The concept of the ‘white man’s burden’ was exalted in the works of colonial writers like Rudyard Kipling, and the expansion of the Empire was often regarded as a mission. Every time the British took control over a territory, they felt they brought civilisation to the ‘barbarian’, faith to the ‘heathen’, wealth to the poor, and law and social order to ‘primitive’ societies. Rudyard Kipling’s poem “The White Man’s Burden”, written in 1899 to give advice to the United States on the occasion of the annexation of the Philippines, contains the author’s most famous phrase, “the white man’s burden”, which made him the bard of the English Empire and came to symbolise the belief in the superiority of the Anglo-Saxon race.

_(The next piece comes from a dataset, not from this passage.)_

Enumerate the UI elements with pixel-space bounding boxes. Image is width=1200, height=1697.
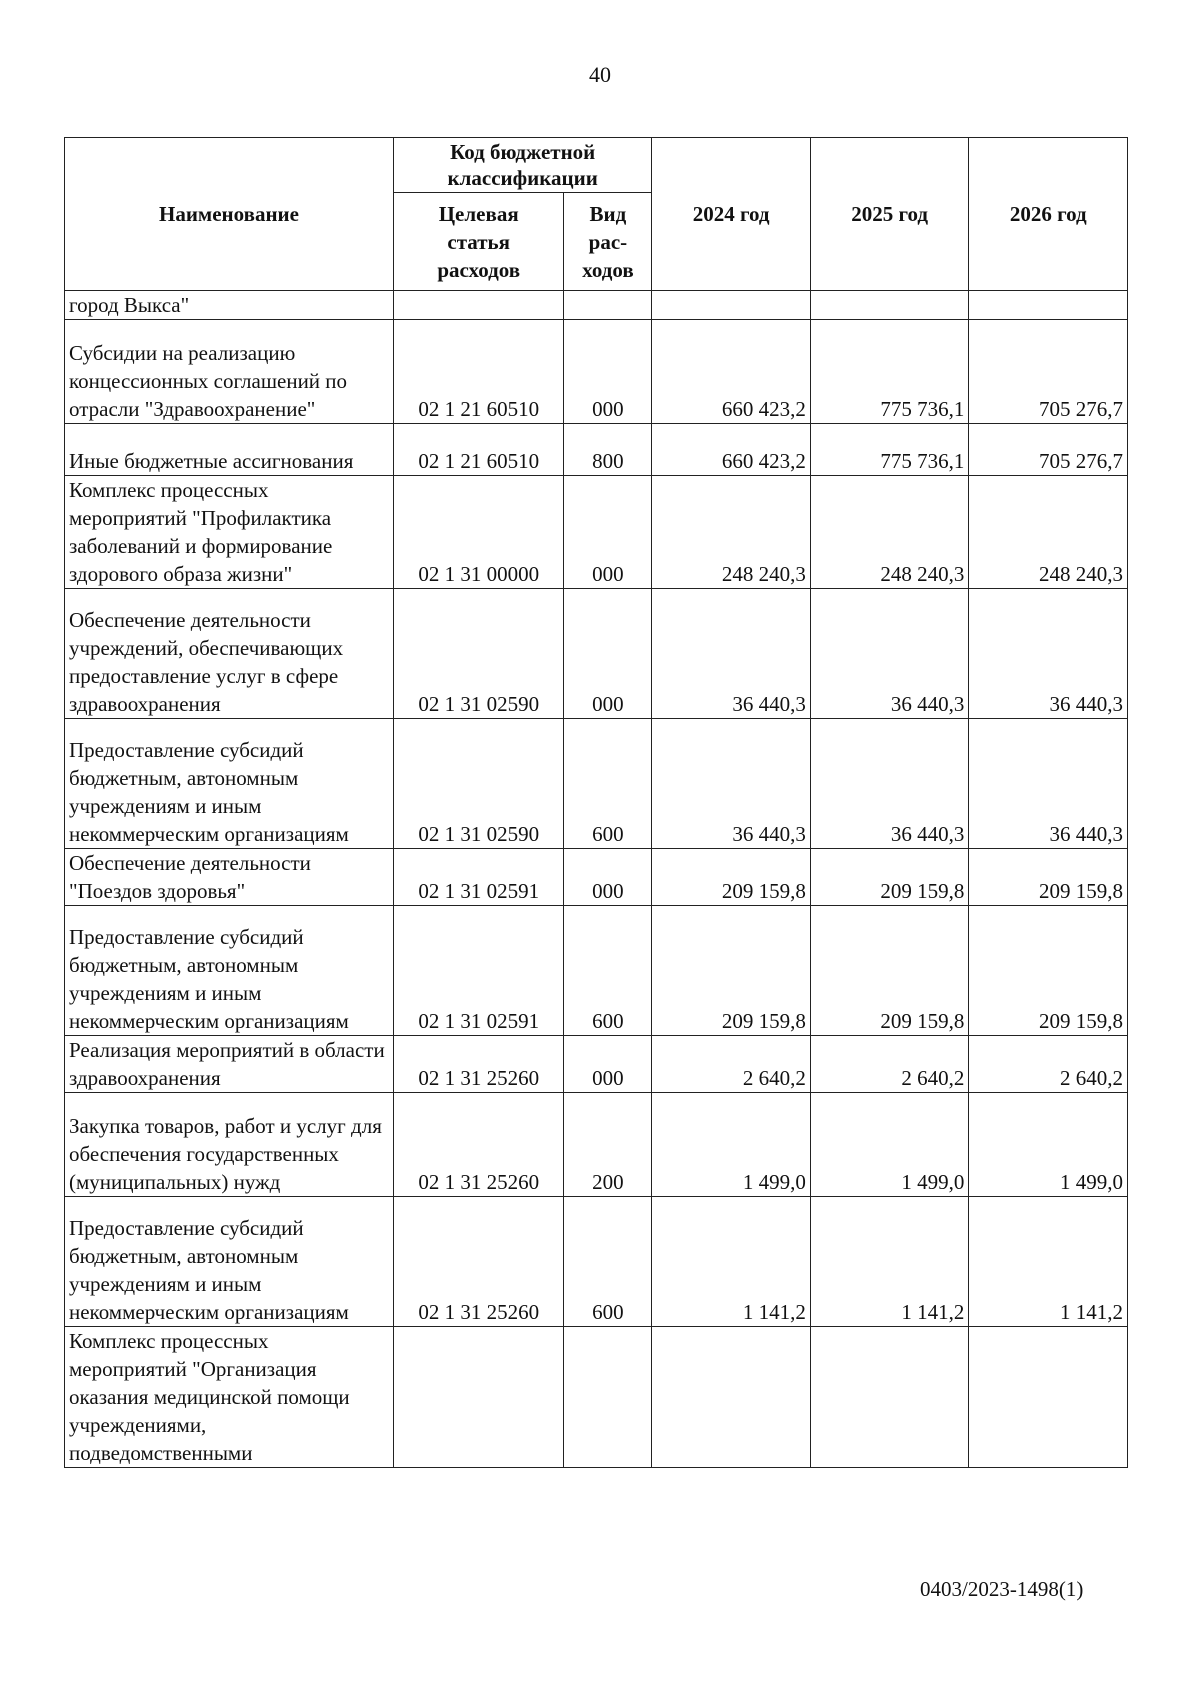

Burma: A Case Study in Independence

Burma was annexed as a province of British India in 1886, and Burmese customs were weakened. In 1941, the Japanese invaded Burma, promising independence if the British were defeated. At the end of World War II, the leader Aung San negotiated independence from Britain, which was granted in 1948. From 1948 to 1962, Burma was a democratic republic, with U Nu as the first prime minister. In 1962, General Ne Win led a military coup d’état. He ruled for twenty-six years as a dictator, suspending the constitution and establishing military rule. Outside visitors were few and restricted to Rangoon, Mandalay, and a handful of other tightly controlled towns close to the central plains. In July 1988, demonstrations broke out across the country during the so-called “Democracy Summer”. In 1988, Aung San Suu Kyi, daughter of the independence hero Aung San, founded the National League of Democracy (NLD). Her party quickly gathered countrywide support. Although committed to non-violence, Aung San Suu Kyi was placed under house arrest in July 1989 for endangering the state and kept there for the next six years. Nevertheless, her party won the elections in 1990. In 1991, she was awarded the Nobel Peace Prize; in 2003, she was imprisoned once again and released in 2010. The humanitarian situation in Burma is disastrous, and civil war still ravages the border areas. The effect of military rule has been an impoverished and underdeveloped nation; Burma is rated as the second least developed nation on the United Nations Development Index. Peace, democracy, and the most basic human rights do not exist.

Seeds of Change: Victorian Doubt

Darwin and Shifting Beliefs

In the second half of the 19th century, Britain reached the peak of its power abroad; however, some ideological conflicts were beginning to undermine the self-confident attitude that had characterised the first part of Victoria’s reign. Changes occurred in several fields, notably scientific achievements, industrialisation, sexuality, and religion. A growing pessimism began to affect intellectuals and artists, who expressed their sense of doubt in various ways.